Eksiksiz anlatabilmek haddime değil diyerek başlayayım. Nyahbinghi chant için kısaca Rastaların ayinidir diyebiliriz. Afrika kökenli davul ritimlerinin eşliğinde Zebur’dan ve Hristiyan ilahilerinden pasajların okunduğu, ‘Jah otu’nun içilip medite olunarak Jah’ya yakınlaşıldığı ve O’na şükranların sunulduğu ‘Groundation’ denilen oturumlarda söylenen ilahiler bir nevi… Vurmalılar çok önemli tabii nyahbinghi chant’lerde. Thunder denilen bass vurmalı, Funde denilen kalp atışını veren orta vurmalı ve Repeater ya da Keteh diye adlandırılan, özgürlüğü temsil eden en küçük vurmalıdan oluşuyor.
Bir ilk olması başlı başına çok güzeldi bizce. Biraz ses sisteminden dolayı talihsizlik yaşamıştık ama ona rağmen çok güzeldi, bir ara kendimi Jamaika’da Blue Mountains’da bir ‘Groundation’ ayininde gibi hissetmedim desem yalan olur. Ayrıca çok değerliydi reggae içindeki dayanışmayı göstermesi açısından, ki 3 gruptan temsilcileri, bir selektayı ve bir mc’yi içeriyordu: Sattas’tan Derya, Komik Günler’den Eren, Bosphoroots’tan ben ve Murat abi, Selekta Genjah ve Da Frogg.
13-14 Mayıs’ta Kargart’ta sizin de sahne alacağınız bir Reggae Weekend bizi bekliyor. Orada da bir nyahbinghi chant gerçekleşeceğini duyduk, geçen seferkine göre ne farkı olur?
Bence çok daha derli toplu bir şey çıkacaktır bu sefer. Hem biraz tecrübeli olduk artık, hem de bu sefer bas gitar ile de güçlendireceğiz. İlkinden daha olgun bir chant yapacağımızı düşünüyorum.

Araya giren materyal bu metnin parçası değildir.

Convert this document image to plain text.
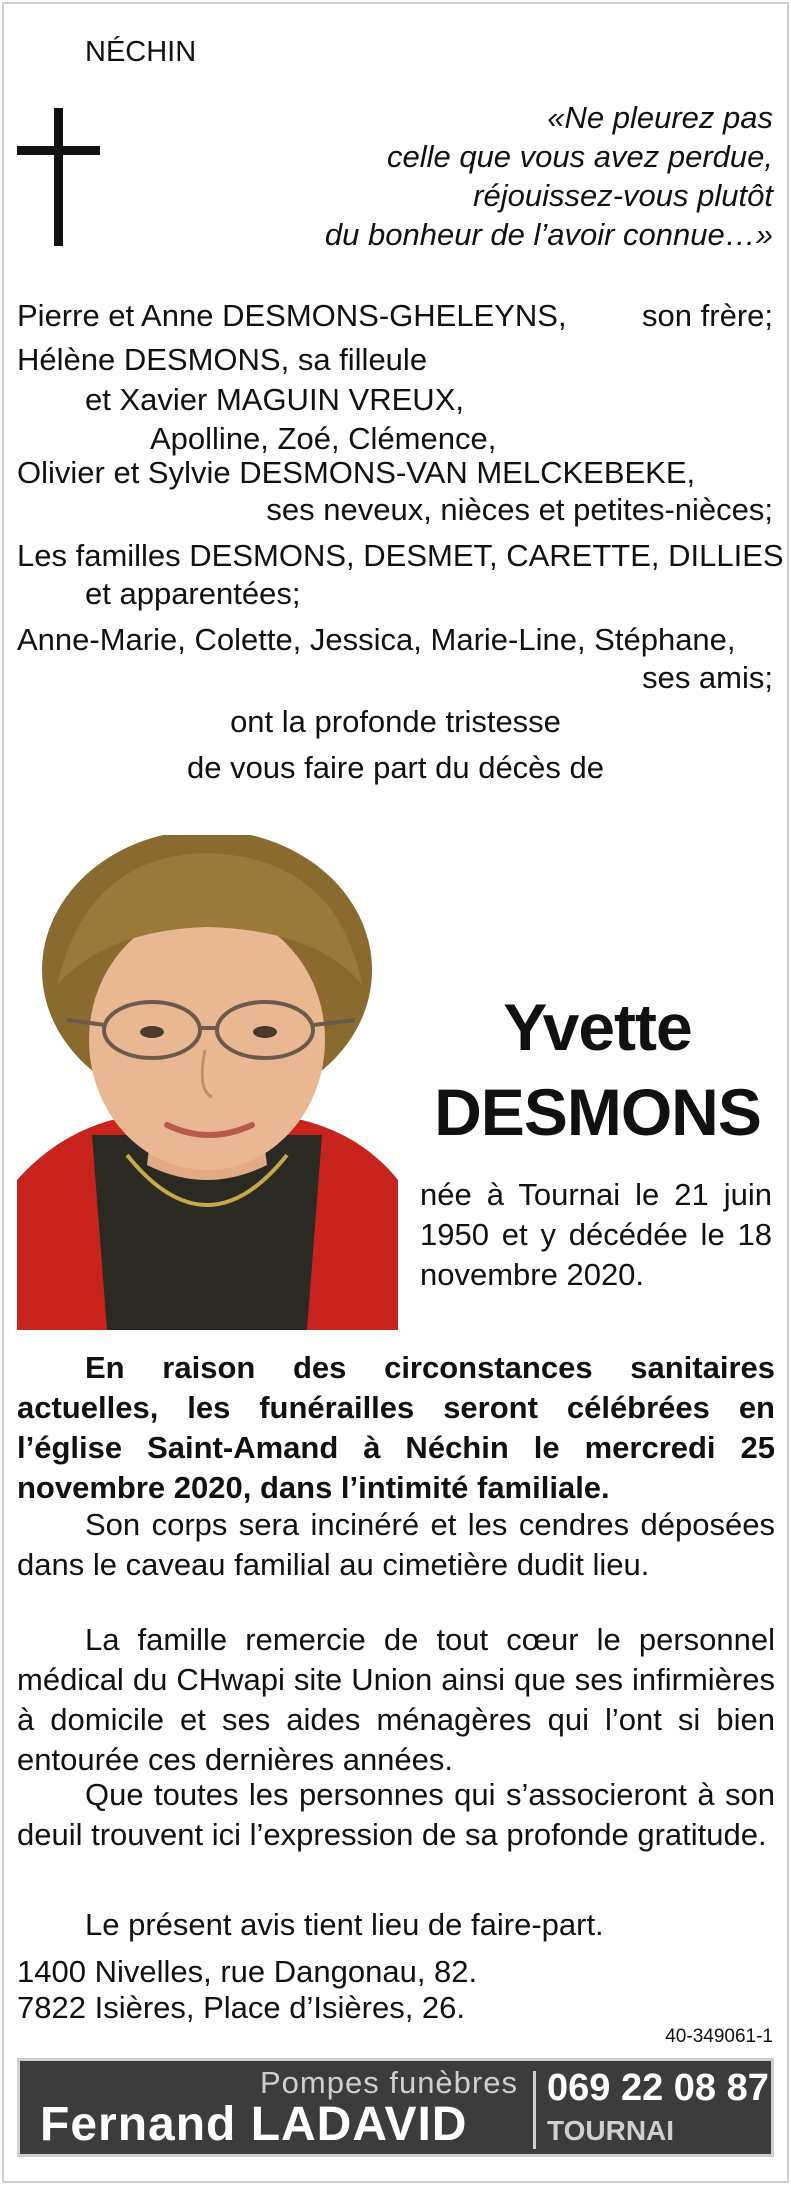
NÉCHIN
«Ne pleurez pas
celle que vous avez perdue,
réjouissez-vous plutôt
du bonheur de l’avoir connue…»
Pierre et Anne DESMONS-GHELEYNS, son frère;
Hélène DESMONS, sa filleule
et Xavier MAGUIN VREUX,
Apolline, Zoé, Clémence,
Olivier et Sylvie DESMONS-VAN MELCKEBEKE,
ses neveux, nièces et petites-nièces;
Les familles DESMONS, DESMET, CARETTE, DILLIES
et apparentées;
Anne-Marie, Colette, Jessica, Marie-Line, Stéphane,
ses amis;
ont la profonde tristesse
de vous faire part du décès de
Yvette
DESMONS
née à Tournai le 21 juin 1950 et y décédée le 18 novembre 2020.
En raison des circonstances sanitaires actuelles, les funérailles seront célébrées en l’église Saint-Amand à Néchin le mercredi 25 novembre 2020, dans l’intimité familiale.
Son corps sera incinéré et les cendres déposées dans le caveau familial au cimetière dudit lieu.
La famille remercie de tout cœur le personnel médical du CHwapi site Union ainsi que ses infirmières à domicile et ses aides ménagères qui l’ont si bien entourée ces dernières années.
Que toutes les personnes qui s’associeront à son deuil trouvent ici l’expression de sa profonde gratitude.
Le présent avis tient lieu de faire-part.
1400 Nivelles, rue Dangonau, 82.
7822 Isières, Place d’Isières, 26.
40-349061-1
Pompes funèbres
Fernand LADAVID
069 22 08 87
TOURNAI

Biraz da hayal kuralım. Uluslararası isimler dahil olmak üzere istediğin herkesi davet edebileceğin açık hava bir reggae festivali düzenleme şansın olsaydı line-up nasıl olurdu?
Aslında çok zor soru. Buna bütçemiz elvermez sanırım ama hayal kuruyoruz madem geniş tutalım hayali. Kesinlikle headliner olarak Bob Marley & The Wailers. Burning Spear, Dennis Brown, Peter Tosh, Culture, Groundation, Israel Vibration, Misty in Roots, yenilerden de Protoje, Jesse Royal ve Chronixx derim sanırım.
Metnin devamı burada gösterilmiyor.